A midwife examines a pregnant woman in South Sudan. Photo: Kate Holt/Jhpiego
This blog was originally published in Impatient Optimists. Written by Lindsay Grenier.
Complications from prematurity are now the number one cause of death in children under five. While great strides have been made in reducing deaths from infectious causes—such as pneumonia, diarrhea and measles—progress has been slow in improving outcomes from preterm birth.
In developed countries, most pregnant women can rattle off their gestational age (GA) to the week, and their health practitioners estimate and record it to the day at every antenatal visit. It’s reflex for health care workers in these settings to find out the GA of a patient presenting in triage or on the labor ward as one of their first courses of action. This is because GA greatly impacts how maternal and newborn care providers team up to manage their patients and what treatment options they will consider.
By contrast, when USAID’s flagship Maternal and Child Health Program (MCHIP) began a research project in Cambodia aimed at increasing the use of dexamethasone in the management of preterm birth, staff discovered that many records didn’t include GA, and those that did estimated it to the month—not the week, let alone the day. We found this trend repeated in country after country when we looked: at worst, no GA; at best an entire month given.
Unlike their counterparts in developed countries, women in these settings rarely know their GA to the week, and their health care providers may or may not estimate and record it at all. This is in part because, until recently, they have had little reason to, as many of the interventions long in use in developed countries have been unavailable to them. Therefore, knowing a woman’s GA would not change their management plan. The baby would come when it would come, and there was little they could do to help prepare it for life prematurely.

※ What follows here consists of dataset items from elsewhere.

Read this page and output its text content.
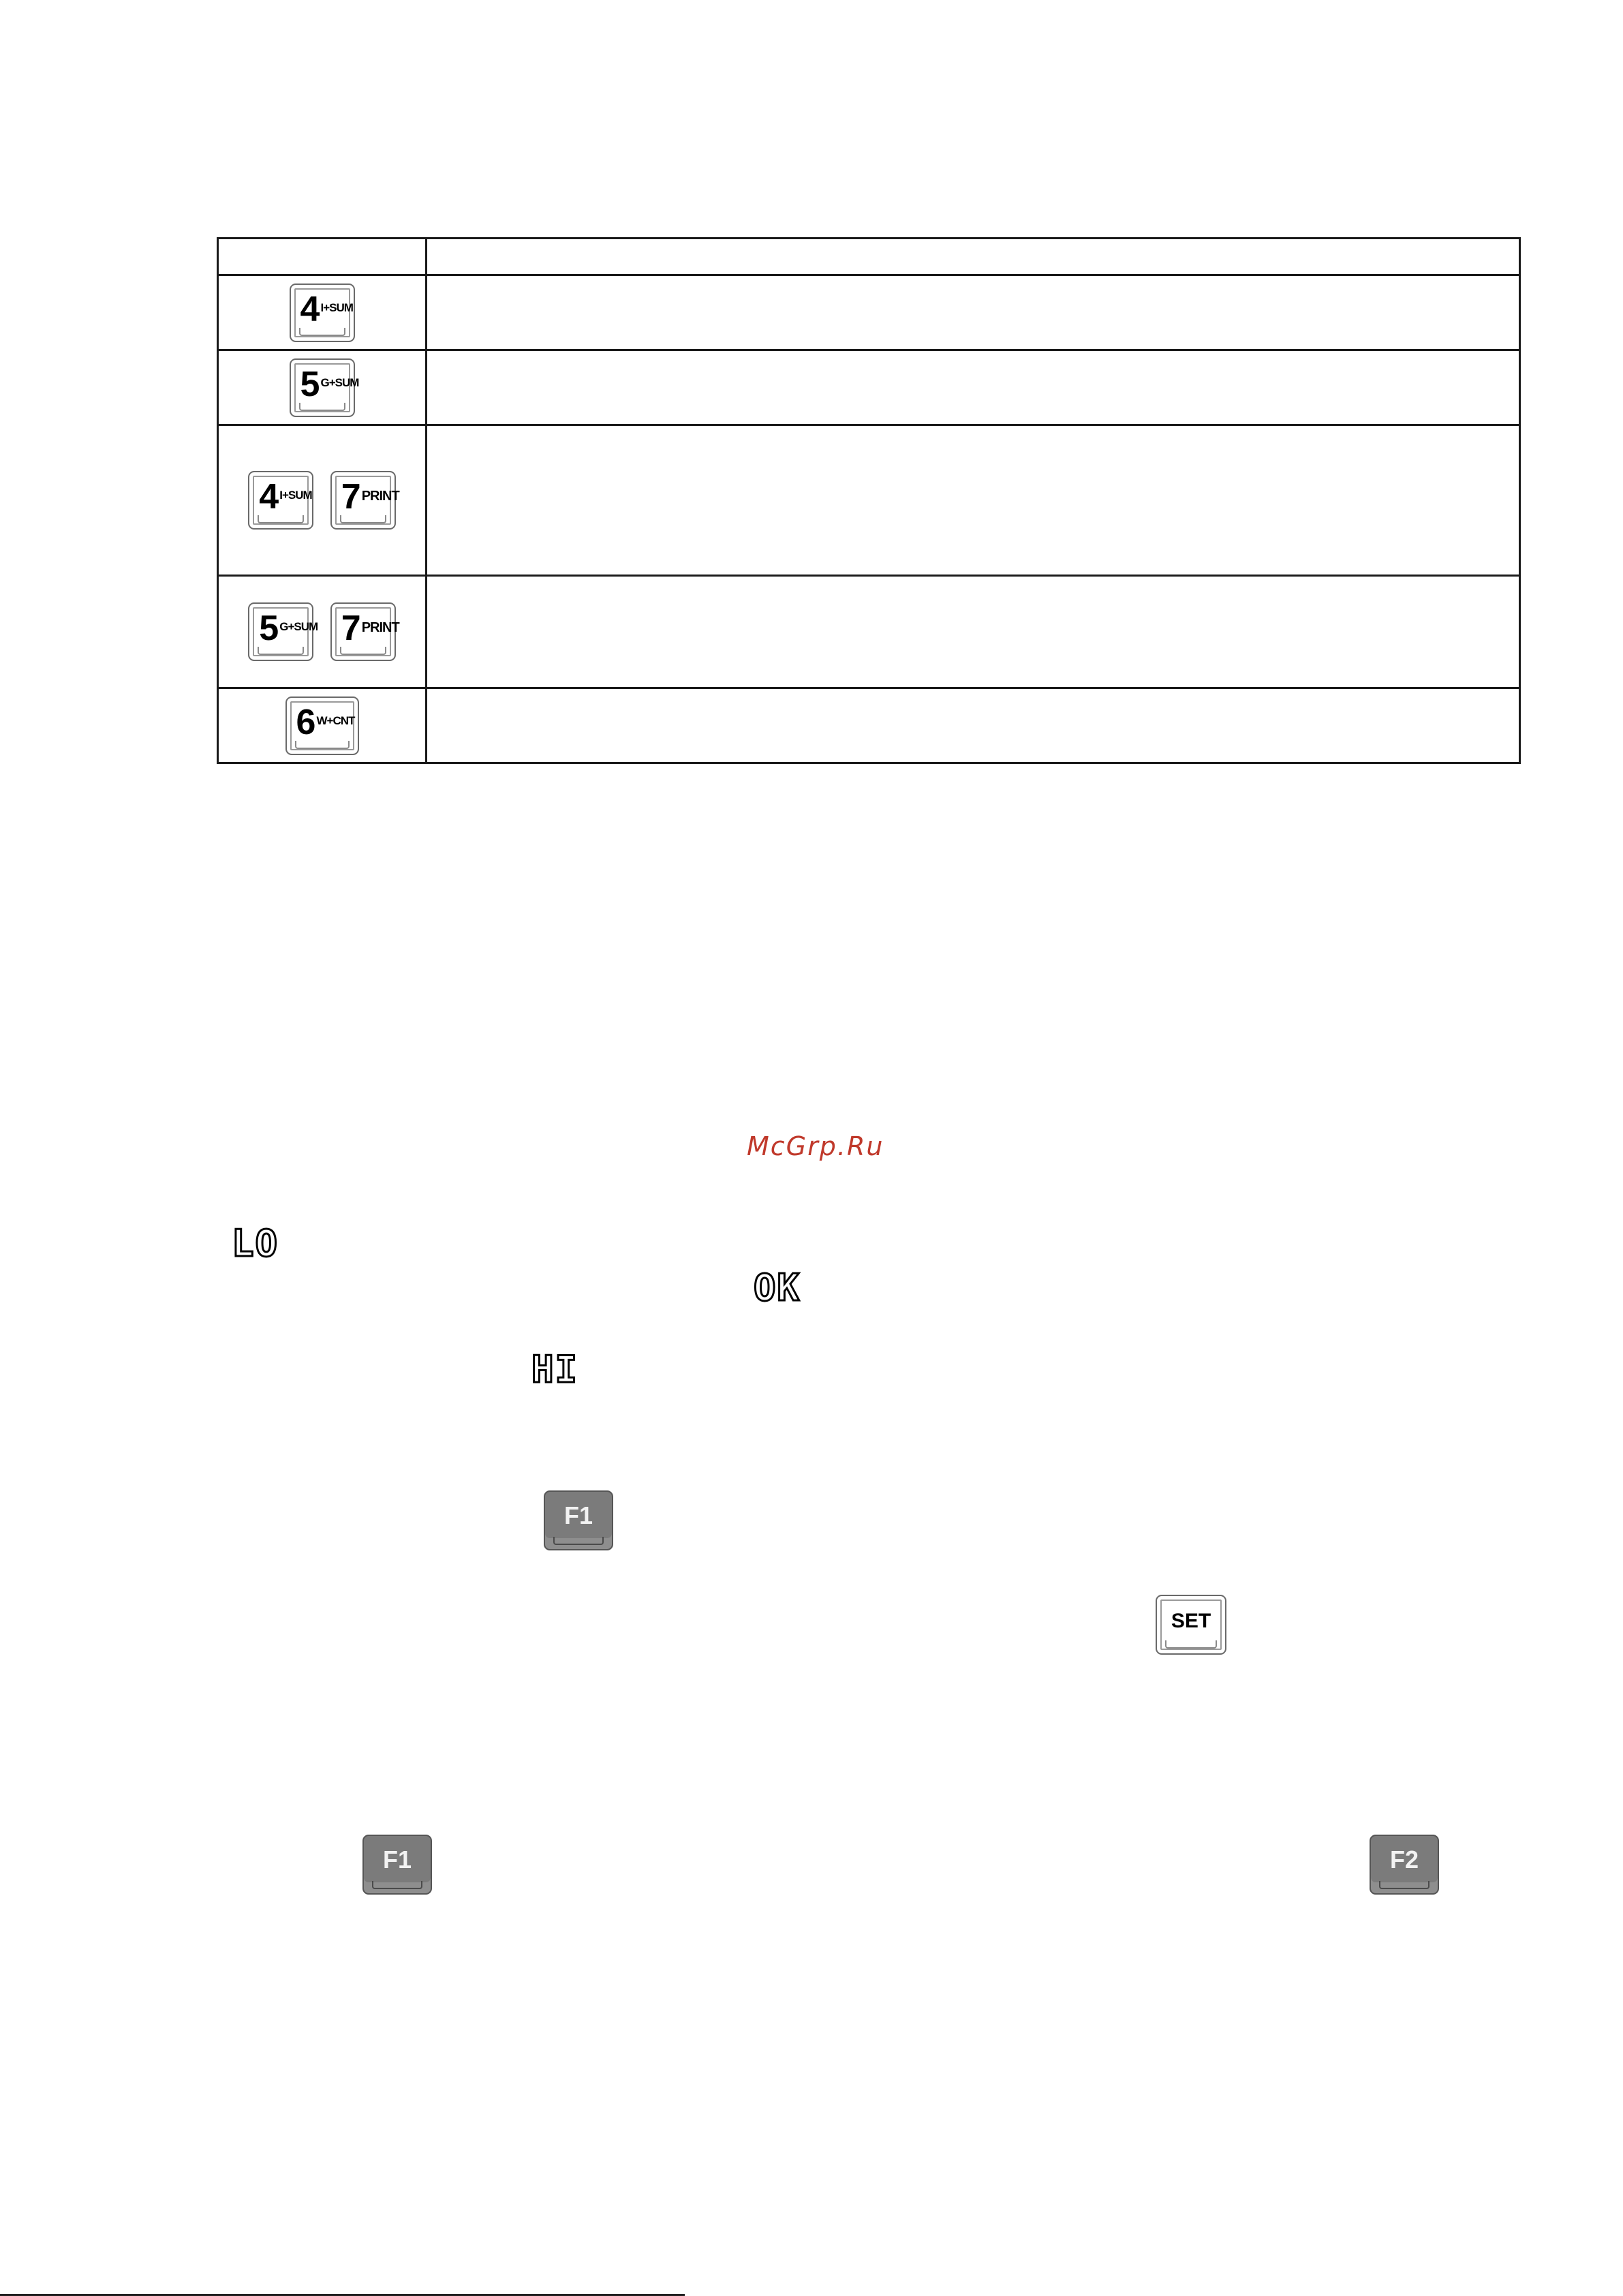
4 I+SUM	

5 G+SUM	

4 I+SUM
7 PRINT	

5 G+SUM
7 PRINT	

6 W+CNT	

McGrp.Ru
LO
OK
HI
F1
SET
F1	F2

However, as greater focus is being placed on addressing mortality in the neonatal period, that story is changing. National health systems and development partners are collaborating to improve quality of care for prematurity by strengthening the use of certain key interventions in the management of preterm birth—including antenatal corticosteroids (ACS) for fetal lung development; continuous positive airway pressure to support inflation of underdeveloped preterm baby lungs; magnesium sulphate for neuroprotection; and antibiotics in the case of preterm, prelabor rupture of membranes to prolong pregnancy.
These lifesaving interventions will enable maternal care providers to reduce the complications of prematurity in newborns in low-resource settings, just as their counterparts do in the developed world. In fact, MCHIP’s follow on project—the USAID-funded Maternal and Child Survival Program—is already leading an effort with the Survive and Thrive Global Development Alliance to create a clinical training package for the management of preterm birth under the Helping Babies Survive series.
Yet a critical element necessary for the correct use of interventions for preterm birth management is accurate GA estimation, as highlighted by findings from the recent  The authors found significantly higher mortality among infants given ACS and born with an estimated gestation ≥37 weeks. This study does not negate the previous 21 randomized controlled trials, which found a 30% reduction in neonatal mortality when steroids are given to women at risk of imminent preterm delivery between 24 and 34 weeks gestation; rather it points, in part, to the need for careful and improved gestational dating. When an intervention is beneficial at 34 weeks, and potentially harmful at 36 weeks, estimation of GA as “eight months” simply isn’t accurate enough.
(Please see the statement from the UN Commission of Life Saving Commodities ACS Working Group for more details regarding the ACT trial and the programmatic and research implications.)
When used appropriately, ACS are still one of the most beneficial interventions to improve mortality in premature infants. However, GA dating must be improved to ensure their judicious use. Improving GA dating worldwide requires:
- A clinical behavior shift among maternal and newborn health care providers to actively seek accurate GAs, and diligent recording of this information at each antenatal care visit (driven by the understanding that accuracy of dating is crucial for good clinical decision making in the effort to help save premature babies);
- Better dating techniques and/or algorithms to support providers in estimating GA with imperfect information (driven by a combination of clinical and implementation research);
- Judicious use of ultrasound to assist GA assessment when other techniques are not sufficient (driven by an understanding of the correct combination of clinical assessment and technology); and
- A cultural behavior shift among pregnant women to seek antenatal care earlier and to take careful note of the date of their last menstrual period (driven by the knowledge and belief that early care in pregnancy and accurate knowledge of their gestational age may help their baby survive).
As we turn the spotlight to prematurity, we must also focus on better dating. This will ensure our interventions reach those who need them most, while upholding the most central tenet in medicine: do no harm.